Улица застыла в предрассветной коме. Из домов с бельмами окон, заклеенных газетами, не раздавалось ни звука. Женщина в тулупе и платке, завязанном крест-накрест на спине, шла вдоль стены, испещренной оспинами шрапнели. Она потопталась у подъезда, обрамленного останками газовых фонарей, бережно положила на покрытую наледями мостовую сверток, который несла, прижимая к груди, и двумя руками потянула за ручку входной двери. Дверь заскрипела прерывистым басом. Придержав ее коленом, женщина нагнулась за свертком. В темном дверном проеме показалась взъерошенная голова и пахнуло перегаром.

— А ну, пошла отсюда, — сонно и безразлично прохрипела голова.

— Я с верхнего этажа, — выпрямилась женщина.

— Шляются тут по ночам, — голова скрылась в темноте.

— Так ведь утро, — попыталась оправдаться она, заходя вовнутрь.

— Иди уже. Холоду напустила, — раздалось откуда-то из дворницкой.

На улице, несмотря на ночную мглу, было все же светлее, чем внутри. Нащупав тупым носком валенка начало лестницы, она стала шепотом отсчитывать ступеньки: «На-золотом-крыльце-сидели-царь-царевич-король-королевич…» На «сапожнике» нужно повернуть — площадка. Глаза, уже привыкшие к темноте, стали различать ступеньки. Еще один пролет. «Пролет пролетариев», — усмехнулась она про себя, зубами стянула варежку с руки и окоченевшими пальцами провернула ключ в замочной скважине. Дохнуло холодом, как если бы она снова очутилась на улице. В раме полуразбитого окна, на четверть прикрытого ржавой жестянкой с выгоревшей надписью «Эйнемъ», едва серело февральское утро. Длинный коридор пугал мертвенной тишиной открытых пустых комнат, чьи двери жалобно попискивали на сквозняке.
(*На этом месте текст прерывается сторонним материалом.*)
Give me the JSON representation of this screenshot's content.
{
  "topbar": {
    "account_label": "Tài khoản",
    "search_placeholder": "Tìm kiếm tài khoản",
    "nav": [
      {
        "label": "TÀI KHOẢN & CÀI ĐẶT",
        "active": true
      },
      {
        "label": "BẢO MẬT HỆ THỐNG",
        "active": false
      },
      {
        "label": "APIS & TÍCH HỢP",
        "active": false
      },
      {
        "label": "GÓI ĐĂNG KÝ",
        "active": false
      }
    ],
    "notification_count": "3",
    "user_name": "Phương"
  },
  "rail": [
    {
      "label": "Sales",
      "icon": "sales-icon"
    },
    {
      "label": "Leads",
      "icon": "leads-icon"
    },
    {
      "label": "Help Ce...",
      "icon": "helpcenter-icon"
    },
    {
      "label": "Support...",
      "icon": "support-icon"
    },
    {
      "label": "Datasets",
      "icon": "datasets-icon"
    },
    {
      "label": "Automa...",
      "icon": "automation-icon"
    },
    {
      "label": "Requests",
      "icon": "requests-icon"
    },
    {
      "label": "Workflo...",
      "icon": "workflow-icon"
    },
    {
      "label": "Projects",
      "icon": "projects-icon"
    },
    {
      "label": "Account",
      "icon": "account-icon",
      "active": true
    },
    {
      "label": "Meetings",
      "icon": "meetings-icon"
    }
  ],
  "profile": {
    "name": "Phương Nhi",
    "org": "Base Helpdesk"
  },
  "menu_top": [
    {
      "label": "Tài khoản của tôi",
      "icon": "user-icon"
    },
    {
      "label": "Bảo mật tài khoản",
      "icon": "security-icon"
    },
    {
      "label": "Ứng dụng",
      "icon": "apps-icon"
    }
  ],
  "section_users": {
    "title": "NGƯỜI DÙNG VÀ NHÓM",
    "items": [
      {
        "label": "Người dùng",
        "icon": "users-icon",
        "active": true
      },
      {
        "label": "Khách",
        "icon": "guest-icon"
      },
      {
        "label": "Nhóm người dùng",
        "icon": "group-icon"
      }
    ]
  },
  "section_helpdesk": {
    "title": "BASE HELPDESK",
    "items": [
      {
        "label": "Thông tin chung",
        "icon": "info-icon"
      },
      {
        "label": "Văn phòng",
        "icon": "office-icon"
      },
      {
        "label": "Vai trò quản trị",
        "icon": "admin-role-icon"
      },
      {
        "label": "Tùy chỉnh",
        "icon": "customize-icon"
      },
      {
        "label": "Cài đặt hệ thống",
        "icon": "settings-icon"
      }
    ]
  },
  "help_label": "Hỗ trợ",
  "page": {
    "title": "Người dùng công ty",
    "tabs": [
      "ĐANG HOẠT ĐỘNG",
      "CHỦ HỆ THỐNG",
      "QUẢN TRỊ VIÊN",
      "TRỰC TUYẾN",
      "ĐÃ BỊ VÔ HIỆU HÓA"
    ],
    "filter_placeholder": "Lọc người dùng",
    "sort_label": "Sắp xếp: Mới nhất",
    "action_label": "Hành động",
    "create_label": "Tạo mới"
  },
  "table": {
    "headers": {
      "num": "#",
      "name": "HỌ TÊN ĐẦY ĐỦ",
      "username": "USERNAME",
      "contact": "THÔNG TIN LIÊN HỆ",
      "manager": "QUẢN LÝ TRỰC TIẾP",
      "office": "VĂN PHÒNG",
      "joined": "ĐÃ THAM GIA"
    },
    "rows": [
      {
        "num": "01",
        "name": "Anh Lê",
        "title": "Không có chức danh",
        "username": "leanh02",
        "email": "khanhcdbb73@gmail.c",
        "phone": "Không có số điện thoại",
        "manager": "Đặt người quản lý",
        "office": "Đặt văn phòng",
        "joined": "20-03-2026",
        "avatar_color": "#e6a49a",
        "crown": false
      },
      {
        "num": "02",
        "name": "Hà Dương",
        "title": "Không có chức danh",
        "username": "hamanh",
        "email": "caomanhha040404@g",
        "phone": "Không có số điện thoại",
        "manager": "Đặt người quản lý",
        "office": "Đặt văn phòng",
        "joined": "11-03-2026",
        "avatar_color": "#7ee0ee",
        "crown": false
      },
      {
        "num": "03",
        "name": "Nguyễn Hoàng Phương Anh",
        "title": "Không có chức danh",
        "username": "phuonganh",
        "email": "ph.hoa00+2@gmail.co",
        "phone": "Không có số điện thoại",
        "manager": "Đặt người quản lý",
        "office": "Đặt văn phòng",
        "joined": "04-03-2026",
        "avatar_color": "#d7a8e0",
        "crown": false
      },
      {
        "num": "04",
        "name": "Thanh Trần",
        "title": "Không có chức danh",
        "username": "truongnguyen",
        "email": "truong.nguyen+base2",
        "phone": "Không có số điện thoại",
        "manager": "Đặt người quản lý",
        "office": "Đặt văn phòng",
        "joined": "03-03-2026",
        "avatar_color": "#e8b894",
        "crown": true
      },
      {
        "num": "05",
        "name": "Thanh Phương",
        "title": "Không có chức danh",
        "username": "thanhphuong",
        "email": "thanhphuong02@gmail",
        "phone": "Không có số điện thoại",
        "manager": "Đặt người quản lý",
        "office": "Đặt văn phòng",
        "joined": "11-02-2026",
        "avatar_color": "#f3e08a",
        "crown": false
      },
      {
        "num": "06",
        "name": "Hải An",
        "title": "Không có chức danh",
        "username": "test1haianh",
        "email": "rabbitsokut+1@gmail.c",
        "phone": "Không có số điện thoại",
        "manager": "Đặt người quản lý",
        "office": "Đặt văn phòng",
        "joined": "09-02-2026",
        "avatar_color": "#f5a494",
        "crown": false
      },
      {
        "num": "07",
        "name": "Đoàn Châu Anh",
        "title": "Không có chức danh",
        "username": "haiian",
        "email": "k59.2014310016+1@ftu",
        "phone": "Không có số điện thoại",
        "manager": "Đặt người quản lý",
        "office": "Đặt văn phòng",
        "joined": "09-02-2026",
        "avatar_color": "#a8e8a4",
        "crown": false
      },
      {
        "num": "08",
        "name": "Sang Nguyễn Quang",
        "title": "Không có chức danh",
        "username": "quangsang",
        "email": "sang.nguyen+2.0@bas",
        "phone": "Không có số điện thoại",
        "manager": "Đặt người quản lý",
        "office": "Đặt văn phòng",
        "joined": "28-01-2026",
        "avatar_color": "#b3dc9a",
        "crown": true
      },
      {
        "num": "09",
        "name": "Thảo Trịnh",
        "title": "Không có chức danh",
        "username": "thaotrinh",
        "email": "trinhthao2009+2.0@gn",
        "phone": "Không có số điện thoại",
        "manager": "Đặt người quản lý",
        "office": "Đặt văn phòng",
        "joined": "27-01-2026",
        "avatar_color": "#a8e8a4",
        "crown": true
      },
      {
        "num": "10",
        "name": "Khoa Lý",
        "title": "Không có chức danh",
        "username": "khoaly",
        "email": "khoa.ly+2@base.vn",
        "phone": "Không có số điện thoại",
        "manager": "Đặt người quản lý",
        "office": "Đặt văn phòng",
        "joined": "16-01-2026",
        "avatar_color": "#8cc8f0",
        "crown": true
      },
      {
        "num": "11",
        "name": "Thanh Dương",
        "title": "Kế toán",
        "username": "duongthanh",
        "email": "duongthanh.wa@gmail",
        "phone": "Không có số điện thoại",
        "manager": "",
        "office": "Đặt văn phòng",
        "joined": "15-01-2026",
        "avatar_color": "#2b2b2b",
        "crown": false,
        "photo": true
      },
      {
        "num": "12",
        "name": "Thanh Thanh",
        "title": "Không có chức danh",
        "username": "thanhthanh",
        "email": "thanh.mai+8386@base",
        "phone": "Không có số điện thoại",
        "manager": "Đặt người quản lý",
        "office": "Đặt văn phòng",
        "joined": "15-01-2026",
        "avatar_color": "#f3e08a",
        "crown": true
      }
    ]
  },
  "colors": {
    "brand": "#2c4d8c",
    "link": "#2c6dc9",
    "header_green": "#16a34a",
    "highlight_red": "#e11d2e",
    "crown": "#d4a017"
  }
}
Она доплелась до торца коридора и толкнула плечом единственную закрытую дверь. «Уф-ф, — с облегчением выдохнула, — дома!»

Здесь было тепло. В углу мерцала потухающими угольками печка, наполняя все пространство красноватым блаженством. Обеденный стол с массивными ножками занимал почти все пространство комнаты. С кровати, притиснутой к стене, слышалось мерное дыхание. Женщина положила сверток на край стола, развязала платок, и ее волосы темными струями побежали по плечам. Скинув на пол исходящий паром тулуп, она высвободила точеные ноги из уродливых валенок и, обойдя на цыпочках стол, рухнула на постель.

— Кася, ты? — послышался зевок из глубины кровати.

— Подвинься, — Кася попыталась отвоевывать край одеяла.

— Который час? — спросил сонный голосок.

— Еще два часа есть. Спи, Лика, спи.

Касе показалось, что она не спала и минуты, когда серебряный молоточек будильника объявил подъем. Она потянулась, с удовольствием обнаружив, что все пространство кровати в ее полном распоряжении. Лика стояла, поеживаясь, у стола и разглядывала сверток. Ее фигурка в струящейся до пола ночной сорочке смотрелась мраморной статуэткой на фоне уныло-серого окна.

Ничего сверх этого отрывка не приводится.